Moving at night was impossible. The intensity of bombardment and killing restricted any travel by vehicle once it got late. Cars might be targeted by Israeli missiles on the pretext that they posed a threat to soldiers operating inside the strip, or for any other reason the occupation army might decide without oversight or accountability.
I made sure my work kept me near the hospital so I could see her when she goes for her sessions. I remember one time she said, “My body is wrecked, son, from sleeping on the wheelchair and the lack of medicine. I feel as if I’m alive but not alive.”

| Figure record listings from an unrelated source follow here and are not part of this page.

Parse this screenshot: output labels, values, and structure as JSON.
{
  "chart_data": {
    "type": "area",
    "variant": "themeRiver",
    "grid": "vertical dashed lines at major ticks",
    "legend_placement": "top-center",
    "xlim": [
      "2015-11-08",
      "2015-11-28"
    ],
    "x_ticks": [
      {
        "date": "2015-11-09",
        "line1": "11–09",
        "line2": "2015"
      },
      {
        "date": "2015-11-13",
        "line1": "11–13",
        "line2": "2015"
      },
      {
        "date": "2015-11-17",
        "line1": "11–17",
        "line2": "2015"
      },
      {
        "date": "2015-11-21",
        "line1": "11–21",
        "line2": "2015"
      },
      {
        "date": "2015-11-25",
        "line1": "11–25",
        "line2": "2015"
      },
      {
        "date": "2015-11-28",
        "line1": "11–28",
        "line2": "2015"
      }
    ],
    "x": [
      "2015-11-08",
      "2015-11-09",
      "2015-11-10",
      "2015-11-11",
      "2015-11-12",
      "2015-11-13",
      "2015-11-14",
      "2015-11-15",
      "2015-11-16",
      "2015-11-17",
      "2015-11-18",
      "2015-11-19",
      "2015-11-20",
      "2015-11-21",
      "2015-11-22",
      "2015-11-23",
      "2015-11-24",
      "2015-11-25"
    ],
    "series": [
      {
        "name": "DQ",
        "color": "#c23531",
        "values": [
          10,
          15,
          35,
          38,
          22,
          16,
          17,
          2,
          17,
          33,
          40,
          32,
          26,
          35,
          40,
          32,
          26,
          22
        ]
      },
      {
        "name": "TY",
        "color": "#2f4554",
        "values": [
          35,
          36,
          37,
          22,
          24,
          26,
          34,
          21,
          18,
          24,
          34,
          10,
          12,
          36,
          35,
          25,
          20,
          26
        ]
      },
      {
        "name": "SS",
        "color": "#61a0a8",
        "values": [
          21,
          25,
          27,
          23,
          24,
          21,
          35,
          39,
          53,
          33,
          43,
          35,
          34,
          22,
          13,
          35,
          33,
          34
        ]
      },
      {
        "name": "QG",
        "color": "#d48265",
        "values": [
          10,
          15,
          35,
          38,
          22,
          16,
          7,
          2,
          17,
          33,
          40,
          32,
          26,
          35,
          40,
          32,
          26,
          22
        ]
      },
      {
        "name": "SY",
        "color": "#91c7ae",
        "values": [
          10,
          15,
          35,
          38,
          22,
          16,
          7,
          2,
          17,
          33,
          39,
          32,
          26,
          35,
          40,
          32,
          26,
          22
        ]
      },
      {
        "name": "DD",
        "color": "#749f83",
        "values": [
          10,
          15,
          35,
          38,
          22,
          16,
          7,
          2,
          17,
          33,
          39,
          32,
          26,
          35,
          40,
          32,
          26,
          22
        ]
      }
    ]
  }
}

Every time we met, she chose to speak about her fellow dialysis patients “So-and-so died today. So-and-so didn’t come. I called her and she said that she couldn’t find transport.” Then she would add, “I’m giving you all such a hard time. Please forgive me.”
I don’t know what we are supposed to forgive her for, when it is the occupation that created such catastrophic conditions that have trapped her and every patient with a chronic illness.
Because of the expansion of military operations and the constant evacuation orders, I had to move my family once more—under fire in May 2024—from Rafah to Al-Zawaida, west of the central strip, near the British field hospital.
The distance between their shelter and the dialysis site shrank to no more than two hundred meters, but the road was a rough, sandy track. Whoever accompanied her had to exert great physical effort pushing or pulling her wheelchair there and back. All this at a time when we were already starving, after the occupation blocked the entry of basic food supplies.
Suffering in common
Under these conditions patients could no longer reach hospitals, and their numbers fell day after day. Of the 1,200 people receiving dialysis in Gaza, 472 died during the genocidal war because services were cut back or disappeared altogether.
Israel also destroyed 78 dialysis machines out of 140 across Gaza’s hospitals during the strikes on health facilities, according to the Palestinian Center for Human Rights in a report published on May 20.
Signs of decline began to show on my mother; not from the physical toll of the dialysis, but from fear of the unknown and the hardship of living in a tent that bakes in summer and freezes in winter.
True, she does not complain much or confide what she carries inside. But her sallow face, the disappearance of her smile, and her sunken eyes tell the story of a suppressed fear for the five children she raised until each built a family and a life.
For two years I have watched her body and voice change, watched her forget and repeat the same stories as if telling me for the first time. I speak to her as much as I can, in person or by phone. Each time she tells me about the dialysis patients, how most of them now use wheelchairs, not because of aging, but because they receive fewer sessions than the bare minimum.
A few days ago, I told her that we have to move again, and that our family would have to split up between two different places. She refused. But fear forced her to yield to her children. “Do whatever you think is best,” she said. “I just don't want to be a burden or a distraction.” That was her answer before the family split and my mother was forced to flee for the fifth time in two years under Israel’s genocide.